Back come the Ikettes to reiterate that she’s just a fool, and Tina has two more verses to explain that she knows she is a fool, but she loves her man so much that she can’t leave him, no matter what.
Without my man I don’t want to live.
You think I’m lying but I’m telling you like it is.
He’s got my nose open and that’s no lie,
And I, I’m gonna keep him satisfied. Now, how come?

Ways of actions speaks louder than words —
The truest thing that I ever heard.
I trust the man and all that he do,
And I, and I’ll do anything he wants me to do. Now, how come?
There are two things that I love about Fool in Love and that are a big part of making it one of my Top 300 Favorite Songs. The first is that Tina Turner’s delivery is completely at odds with what she’s singing. She doesn’t sound the least bit confused or perplexed, or in need of advice. Her powerful voice doesn’t convey any sort of weakness on the part of its owner. The second is that the Ikettes don’t second Tina’s supposed confusion. The words of the chorus chide, lecture, and advise. They rebuke the naive woman who doesn’t know about love or even how to live in this world. Most times the backup singers ratify the lead singer. Not here. Tina’s delivery and the words of the chorus provide the tension that keeps the song interesting no matter how many times you hear it.

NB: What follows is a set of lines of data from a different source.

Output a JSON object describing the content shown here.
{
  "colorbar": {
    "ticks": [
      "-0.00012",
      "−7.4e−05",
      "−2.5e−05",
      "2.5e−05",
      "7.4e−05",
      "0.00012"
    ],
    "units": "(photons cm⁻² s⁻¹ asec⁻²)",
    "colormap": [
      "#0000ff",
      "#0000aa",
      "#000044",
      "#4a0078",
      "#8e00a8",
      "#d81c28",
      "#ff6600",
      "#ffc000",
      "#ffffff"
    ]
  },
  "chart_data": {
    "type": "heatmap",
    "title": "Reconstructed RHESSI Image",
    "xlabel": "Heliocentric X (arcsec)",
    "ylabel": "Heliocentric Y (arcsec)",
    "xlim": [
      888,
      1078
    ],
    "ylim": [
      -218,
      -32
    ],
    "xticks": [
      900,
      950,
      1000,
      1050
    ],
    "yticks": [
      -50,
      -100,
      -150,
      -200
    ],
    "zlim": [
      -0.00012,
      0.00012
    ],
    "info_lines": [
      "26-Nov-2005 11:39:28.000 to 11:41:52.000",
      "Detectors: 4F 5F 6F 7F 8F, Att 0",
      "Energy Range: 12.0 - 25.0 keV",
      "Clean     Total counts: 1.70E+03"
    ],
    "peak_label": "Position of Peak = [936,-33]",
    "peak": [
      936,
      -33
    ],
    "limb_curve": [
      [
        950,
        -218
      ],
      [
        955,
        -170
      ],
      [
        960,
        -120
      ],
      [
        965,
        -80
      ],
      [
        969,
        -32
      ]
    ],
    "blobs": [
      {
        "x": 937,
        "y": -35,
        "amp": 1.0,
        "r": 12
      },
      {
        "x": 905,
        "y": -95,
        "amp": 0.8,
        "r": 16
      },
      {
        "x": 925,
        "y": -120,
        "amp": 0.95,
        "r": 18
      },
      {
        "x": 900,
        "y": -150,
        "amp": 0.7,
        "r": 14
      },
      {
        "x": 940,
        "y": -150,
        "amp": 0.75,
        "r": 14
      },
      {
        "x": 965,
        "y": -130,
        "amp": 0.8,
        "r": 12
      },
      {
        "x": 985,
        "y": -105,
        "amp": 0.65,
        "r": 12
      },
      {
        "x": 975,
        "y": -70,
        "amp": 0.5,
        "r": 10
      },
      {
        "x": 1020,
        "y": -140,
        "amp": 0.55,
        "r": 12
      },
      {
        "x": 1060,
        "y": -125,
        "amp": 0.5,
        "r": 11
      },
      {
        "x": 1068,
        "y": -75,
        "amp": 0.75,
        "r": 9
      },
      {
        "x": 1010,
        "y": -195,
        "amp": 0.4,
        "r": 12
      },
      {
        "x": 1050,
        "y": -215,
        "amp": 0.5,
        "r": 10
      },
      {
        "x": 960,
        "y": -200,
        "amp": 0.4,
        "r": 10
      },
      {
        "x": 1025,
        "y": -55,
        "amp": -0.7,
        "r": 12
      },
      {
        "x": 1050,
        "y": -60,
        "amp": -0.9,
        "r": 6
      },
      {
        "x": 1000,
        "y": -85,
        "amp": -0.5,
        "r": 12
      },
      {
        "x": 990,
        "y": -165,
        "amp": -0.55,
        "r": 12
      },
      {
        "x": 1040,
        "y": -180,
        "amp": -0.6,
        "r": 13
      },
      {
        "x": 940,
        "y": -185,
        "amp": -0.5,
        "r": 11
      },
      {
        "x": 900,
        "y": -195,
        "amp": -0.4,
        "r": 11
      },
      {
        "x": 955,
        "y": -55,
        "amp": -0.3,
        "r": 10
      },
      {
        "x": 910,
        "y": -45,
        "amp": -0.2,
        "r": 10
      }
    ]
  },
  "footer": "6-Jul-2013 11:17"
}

A good cover of Fool in Love is by Marcia Ball, Angela Strehli, and LouAnn Barton on Dreams Come True. Notice that it takes three lead singers to replace one Tina Turner. Nevertheless, they do a good job of delivering a solid version of the classic original.
 
I don’t remember exactly when I heard Fool in Love for the first time, but it was probably on Valaja Bumbulis’s show on KARL-AM, Carleton College’s student-run carrier current radio station. Valaja (a/k/a Linda Stephani) was a dedicated Ike & Tina Turner fan in the late 1960s, so even though I was born and grew up in New York City, I didn’t hear Tina Turner until I went to Northfield, Minnesota, hardly a hotbed of R&B outside the Carleton campus. But once I’d heard Tina Turner I became a fan, and was happy to see her subsequent success, especially once she ditched Ike. Valaja was definitely onto something.

I plan to write about other of my Top 300 Favorite Songs, including Mahler’s Knaben Wunderhorn song Saint Anthony’s Sermon to the Fishes, Marshall Crenshaw’s Some Day, Some Way, Graham Parson’s Luxury Liner and Wheels, Candi Staton’s Victim, and Let It Be from the Mad Dogs and Englishmen concert album, so keep an eye out for those.